De plus, le business d’un cigarettier repose sur le caractère hautement addictif de ses produits. D'un point de vue marketing, l'iQos permet donc à PMI de garder sa clientèle sur la durée, d'autant que les consommateurs tendent à prendre conscience des risques pour leur santé. Et l’explosion du marché bio montre par exemple à quel point un changement dans la demande peut impliquer des transformations rapides et profondes dans un secteur économique pourtant bien établi. Le tabac pourrait ne pas déroger pas à la règle.
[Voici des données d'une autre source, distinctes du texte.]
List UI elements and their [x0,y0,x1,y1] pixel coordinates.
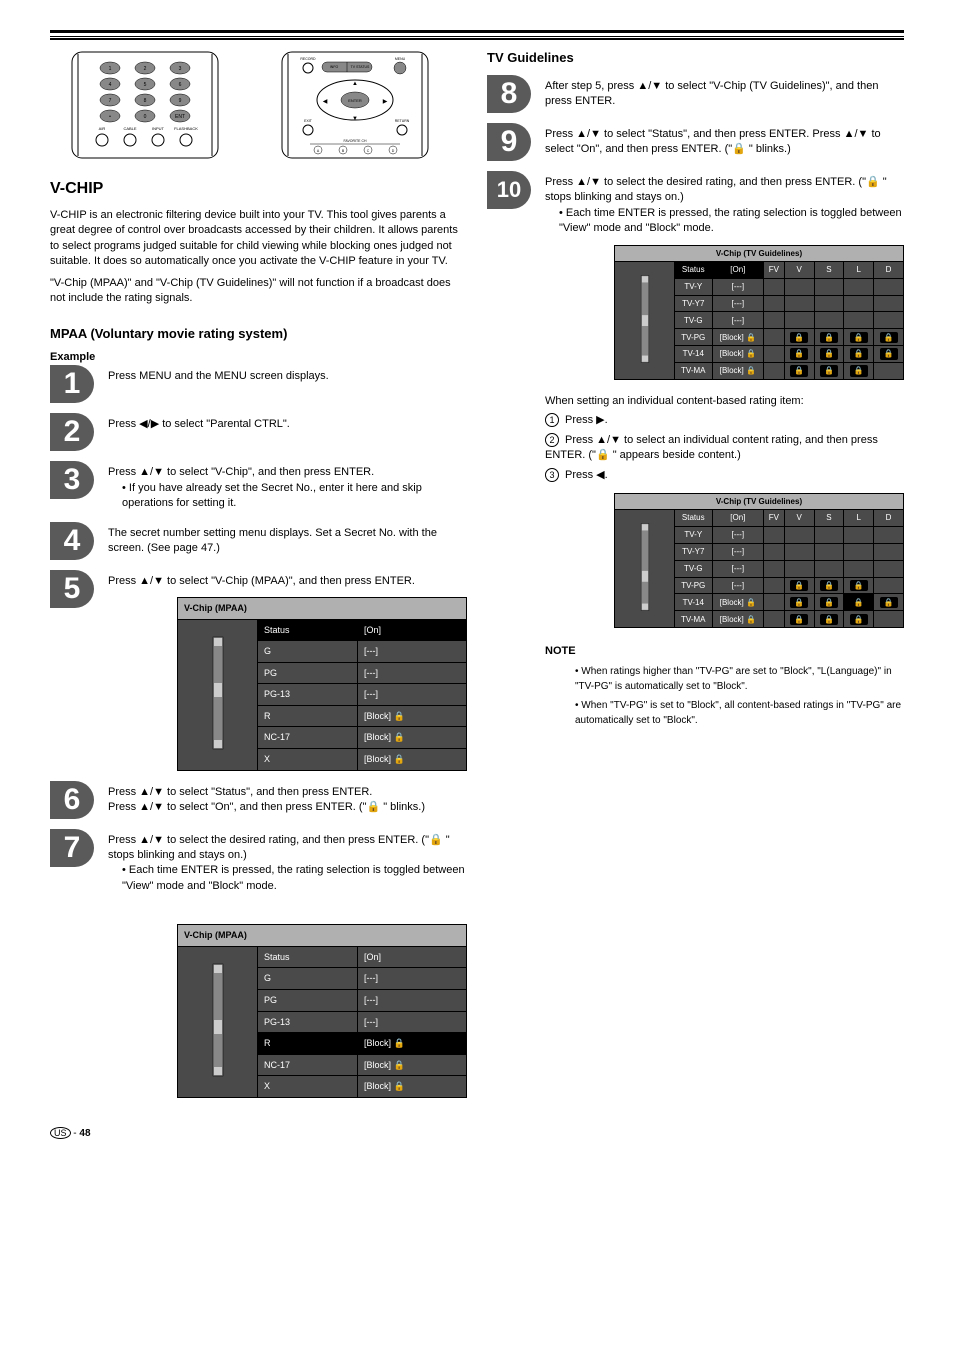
svg-text:MENU: MENU [395,57,406,61]
step-6-text-b: Press ▲/▼ to select "On", and then press… [108,800,467,815]
svg-text:CABLE: CABLE [123,126,136,131]
svg-text:RETURN: RETURN [395,119,410,123]
step-6-badge: 6 [50,781,94,819]
scrollbar-icon [209,960,227,1080]
step-2-text: Press ◀/▶ to select "Parental CTRL". [108,413,467,432]
example-label: Example [50,351,467,363]
step-8-badge: 8 [487,75,531,113]
svg-text:AIR: AIR [99,126,106,131]
svg-text:9: 9 [179,98,182,104]
step-7-badge: 7 [50,829,94,867]
svg-text:▶: ▶ [383,99,388,105]
mpaa-status-label: Status [258,619,358,641]
svg-text:EXIT: EXIT [304,119,313,123]
page-footer: US - 48 [50,1128,904,1139]
step-5-text: Press ▲/▼ to select "V-Chip (MPAA)", and… [108,574,467,589]
remote-diagrams: 1 2 3 4 5 6 7 8 9 • 0 ENT AIR CABLE INPUT FLASHBACK [50,50,467,160]
step-7-text-b: • Each time ENTER is pressed, the rating… [122,863,467,894]
substep-2-badge: 2 [545,433,559,447]
step-3-text-b: • If you have already set the Secret No.… [122,481,467,512]
svg-text:RECORD: RECORD [300,57,316,61]
step-9-badge: 9 [487,123,531,161]
step-8-text: After step 5, press ▲/▼ to select "V-Chi… [545,75,904,110]
step-10-badge: 10 [487,171,531,209]
mpaa-heading: MPAA (Voluntary movie rating system) [50,326,467,341]
step-2-badge: 2 [50,413,94,451]
step-3-badge: 3 [50,461,94,499]
svg-text:ENTER: ENTER [348,98,362,103]
step-5-badge: 5 [50,570,94,608]
header-rules [50,30,904,40]
substep-1-text: Press ▶. [565,414,608,426]
step-7-text-a: Press ▲/▼ to select the desired rating, … [108,833,467,864]
svg-text:C: C [367,149,370,153]
svg-text:3: 3 [179,66,182,72]
svg-text:FAVORITE CH: FAVORITE CH [343,139,367,143]
tvg-table-2: V-Chip (TV Guidelines) Status [On] FVVSL… [614,493,904,628]
intro-p1: V-CHIP is an electronic filtering device… [50,208,467,270]
svg-text:6: 6 [179,82,182,88]
step-4-text: The secret number setting menu displays.… [108,522,467,557]
scrollbar-icon [209,633,227,753]
svg-text:FLASHBACK: FLASHBACK [174,126,198,131]
svg-text:TV STATUS: TV STATUS [351,65,370,69]
svg-text:INFO: INFO [330,65,339,69]
step-4-badge: 4 [50,522,94,560]
svg-text:2: 2 [144,66,147,72]
svg-text:•: • [109,114,111,120]
substep-1-badge: 1 [545,413,559,427]
mpaa-on-label: [On] [358,619,467,641]
substep-3-badge: 3 [545,468,559,482]
remote-keypad: 1 2 3 4 5 6 7 8 9 • 0 ENT AIR CABLE INPUT FLASHBACK [70,50,220,160]
svg-text:0: 0 [144,114,147,120]
tvg-table-1: V-Chip (TV Guidelines) Status [On] FVVSL… [614,245,904,380]
note-label: NOTE [545,644,904,659]
mpaa-table-title: V-Chip (MPAA) [178,597,467,619]
svg-text:▲: ▲ [352,81,358,87]
step-1-text: Press MENU and the MENU screen displays. [108,365,467,384]
substep-2-text: Press ▲/▼ to select an individual conten… [545,434,878,461]
svg-text:8: 8 [144,98,147,104]
svg-text:INPUT: INPUT [152,126,165,131]
svg-text:4: 4 [109,82,112,88]
svg-text:B: B [342,149,345,153]
step-3-text-a: Press ▲/▼ to select "V-Chip", and then p… [108,465,467,480]
vchip-heading: V-CHIP [50,180,467,198]
svg-text:▼: ▼ [352,116,358,122]
note-2: • When "TV-PG" is set to "Block", all co… [575,698,904,728]
scrollbar-icon [638,264,652,374]
svg-text:ENT: ENT [175,114,185,120]
step-9-text: Press ▲/▼ to select "Status", and then p… [545,123,904,158]
svg-text:7: 7 [109,98,112,104]
scrollbar-icon [638,512,652,622]
step-1-badge: 1 [50,365,94,403]
remote-nav: RECORD INFO TV STATUS MENU ENTER ▲ ▼ ◀ ▶ EX… [280,50,430,160]
mpaa-table: V-Chip (MPAA) Status [177,597,467,771]
svg-text:1: 1 [109,66,112,72]
svg-text:D: D [392,149,395,153]
step-6-text-a: Press ▲/▼ to select "Status", and then p… [108,785,467,800]
substep-3-text: Press ◀. [565,469,608,481]
content-rating-note: When setting an individual content-based… [545,394,904,409]
svg-text:A: A [317,149,320,153]
intro-p2: "V-Chip (MPAA)" and "V-Chip (TV Guidelin… [50,276,467,307]
tvg-heading: TV Guidelines [487,50,904,65]
step-10-text-b: • Each time ENTER is pressed, the rating… [559,206,904,237]
step-10-text-a: Press ▲/▼ to select the desired rating, … [545,175,904,206]
svg-text:◀: ◀ [323,99,328,105]
note-1: • When ratings higher than "TV-PG" are s… [575,664,904,694]
mpaa-table-2: V-Chip (MPAA) Status [177,924,467,1098]
svg-text:5: 5 [144,82,147,88]
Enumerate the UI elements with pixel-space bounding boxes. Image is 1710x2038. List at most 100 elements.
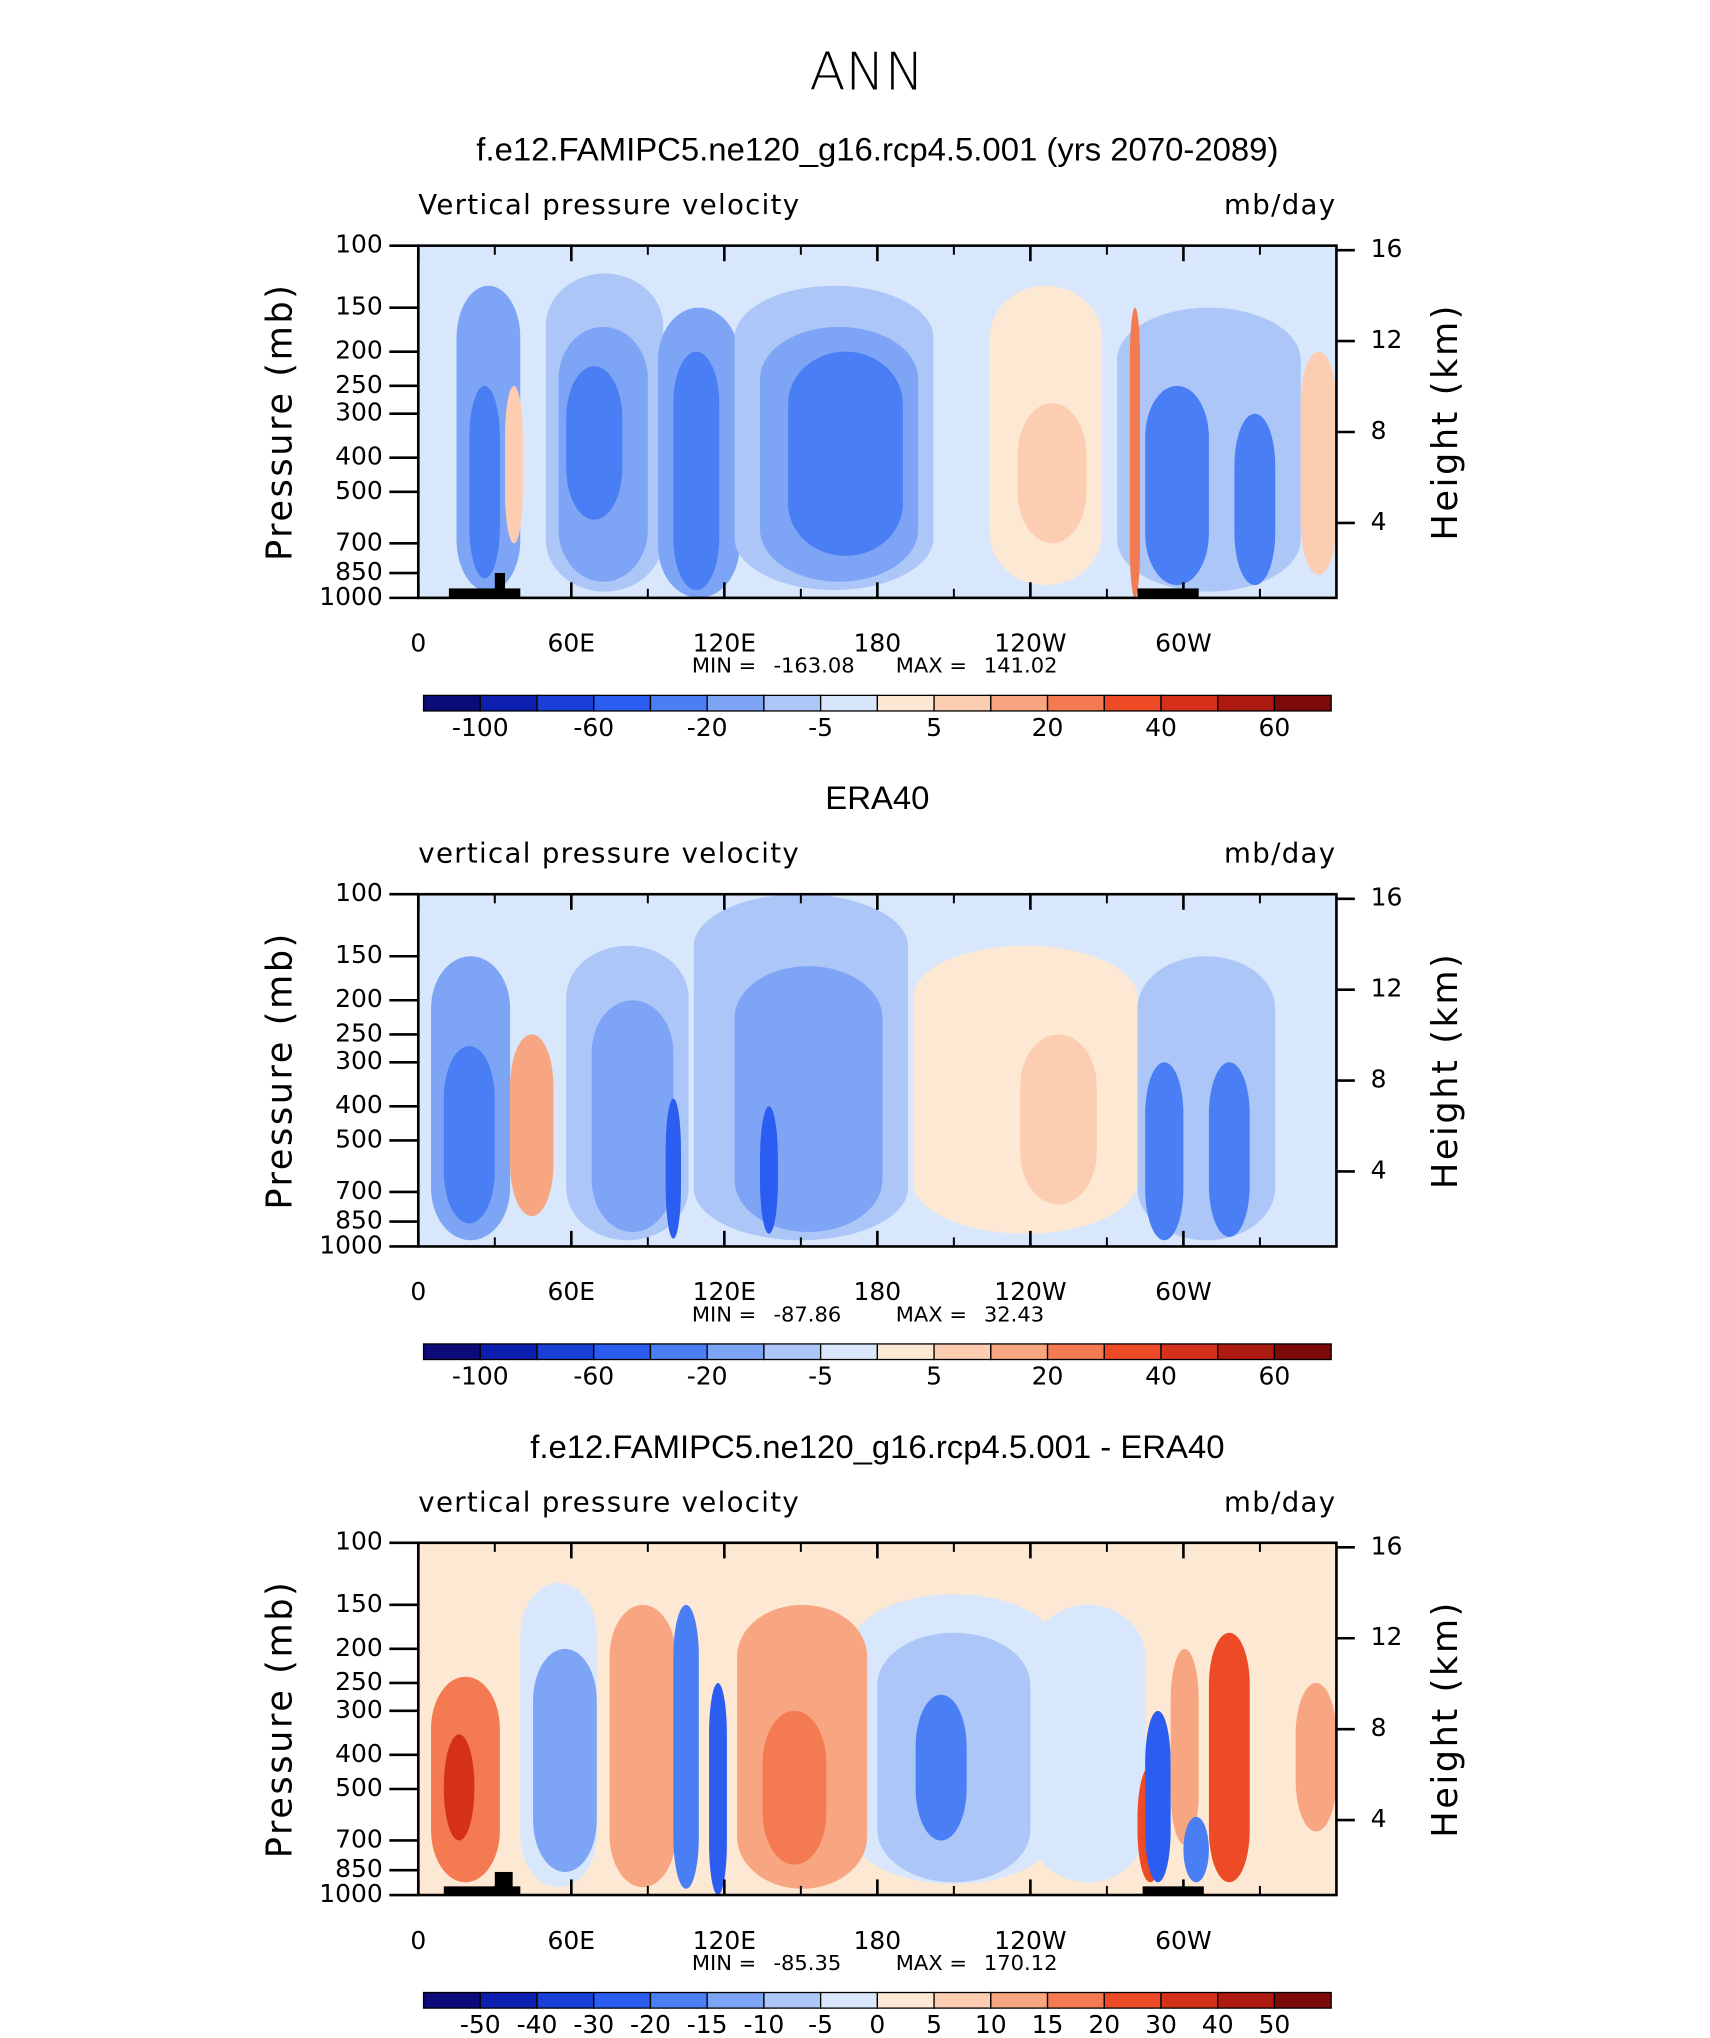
colorbar-box [649,694,708,712]
y-tick-label: 100 [335,230,383,259]
y2-tick-label: 8 [1371,416,1387,445]
colorbar-label: 5 [926,2010,942,2038]
colorbar-box [536,1991,595,2009]
suptitle: ANN [809,42,924,103]
x-tick-label: 120W [994,629,1066,658]
colorbar-box [706,694,765,712]
colorbar-box [479,694,538,712]
contour-region [609,1604,676,1888]
panel-title: ERA40 [825,779,929,816]
colorbar-box [422,1991,481,2009]
colorbar-label: -15 [687,2010,728,2038]
y2-tick-label: 4 [1371,507,1387,536]
y-tick-label: 250 [335,1667,383,1696]
right-string: mb/day [1224,190,1336,221]
colorbar-box [1103,694,1162,712]
colorbar-box [479,1991,538,2009]
contour-region [469,385,500,579]
y-tick-label: 200 [335,336,383,365]
colorbar-label: -5 [808,1362,833,1391]
max-value: 32.43 [984,1302,1044,1326]
contour-region [665,1098,681,1239]
x-tick-label: 120E [693,629,756,658]
colorbar-label: -5 [808,713,833,742]
y2-axis-label: Height (km) [1425,952,1466,1190]
y-tick-label: 500 [335,1773,383,1802]
contour-region [1030,1604,1146,1883]
colorbar-label: -100 [452,1362,509,1391]
topography [494,1871,513,1896]
colorbar-label: -10 [744,2010,785,2038]
right-string: mb/day [1224,1487,1336,1518]
y-tick-label: 850 [335,1206,383,1235]
colorbar-label: 0 [869,2010,885,2038]
colorbar-box [1103,1343,1162,1361]
x-tick-label: 60E [548,1277,596,1306]
x-tick-label: 0 [410,629,426,658]
y2-tick-label: 8 [1371,1713,1387,1742]
y-tick-label: 400 [335,1090,383,1119]
colorbar-label: 20 [1088,2010,1120,2038]
colorbar-box [933,1991,992,2009]
contour-region [760,1106,778,1234]
colorbar-label: -100 [452,713,509,742]
y-tick-label: 300 [335,1695,383,1724]
colorbar-label: 5 [926,713,942,742]
panel: f.e12.FAMIPC5.ne120_g16.rcp4.5.001 (yrs … [259,131,1466,742]
colorbar-box [819,1991,879,2009]
y-tick-label: 400 [335,442,383,471]
contour-region [1145,1062,1184,1241]
max-value: 141.02 [984,654,1058,678]
y-tick-label: 250 [335,370,383,399]
panel-title: f.e12.FAMIPC5.ne120_g16.rcp4.5.001 - ERA… [530,1428,1224,1465]
colorbar-label: 20 [1032,1362,1064,1391]
min-label: MIN = [692,1302,756,1326]
colorbar-box [990,1991,1049,2009]
contour-region [1183,1816,1209,1883]
x-tick-label: 0 [410,1926,426,1955]
colorbar-box [876,1991,935,2009]
colorbar-box [1046,694,1105,712]
contour-region [1145,385,1209,586]
y-tick-label: 300 [335,398,383,427]
colorbar-label: 40 [1145,713,1177,742]
colorbar-box [1217,694,1276,712]
colorbar-box [593,694,652,712]
colorbar-box [593,1343,652,1361]
topography [1142,1886,1204,1896]
colorbar-label: 60 [1259,1362,1291,1391]
contour-region [673,1604,699,1889]
colorbar-box [536,1343,595,1361]
contour-region [1234,413,1276,586]
contour-region [510,1034,554,1217]
y2-tick-label: 16 [1371,1531,1403,1560]
x-tick-label: 120E [693,1926,756,1955]
min-value: -87.86 [773,1302,841,1326]
min-label: MIN = [692,654,756,678]
y-axis-label: Pressure (mb) [259,282,300,561]
y-tick-label: 1000 [319,1231,383,1260]
topography [1137,588,1199,598]
colorbar-box [763,694,822,712]
colorbar-box [819,694,879,712]
contour-region [1170,1648,1199,1845]
colorbar-label: -60 [573,1362,614,1391]
y-tick-label: 500 [335,1125,383,1154]
colorbar-label: -50 [460,2010,501,2038]
colorbar-box [1217,1343,1276,1361]
colorbar-box [990,694,1049,712]
y-tick-label: 1000 [319,1879,383,1908]
colorbar-box [706,1991,765,2009]
colorbar-label: 15 [1032,2010,1064,2038]
topography [494,573,506,598]
y-tick-label: 700 [335,527,383,556]
colorbar-box [990,1343,1049,1361]
min-value: -85.35 [773,1951,841,1975]
x-tick-label: 180 [854,1277,902,1306]
y2-tick-label: 12 [1371,1622,1403,1651]
y-tick-label: 1000 [319,582,383,611]
y2-tick-label: 12 [1371,974,1403,1003]
contour-region [762,1710,827,1865]
contour-region [1295,1682,1337,1832]
contour-region [1287,956,1337,1241]
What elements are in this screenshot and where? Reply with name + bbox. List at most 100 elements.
Est-ce que ça va marcher ?

Testé en 2004 à Nagoya, au Japon, et à Milan, iQos est désormais commercialisé dans vingt pays, et le sera dans 35 fin 2017. Dans le pays du Soleil-Levant, où la pub est autorisée, tout comme la vente en boutique, le dispositif a déjà conquis un million d'utilisateurs (sur 1,4 million dans le monde), soit 7 % de part de marché.

Dans d'autres pays, tels que l'Italie ou la Suisse, les résultats sont bien plus mitigés. Reste à savoir si la culture française est prête pour cette nouveauté, qui n'apporte pas encore tous les gages de confiance. De son côté, Philip Morris travaille plus que jamais à développer ce genre de produits. Une usine 100% dédiée aux RRP (Reduced-Risk Products) vient d'ailleurs d'ouvrir en Grèce. Selon les informations d'Europe1.fr, le groupe travaille sur une nouvelle cigarette contenant du tabac, au bout de laquelle se trouve un bout de charbon. Celui-ci, allumé avec un briquet, est sensé chauffer la cigarette. Et encore une fois, assure-t-on, diminuer les risques pour la santé du consommateur.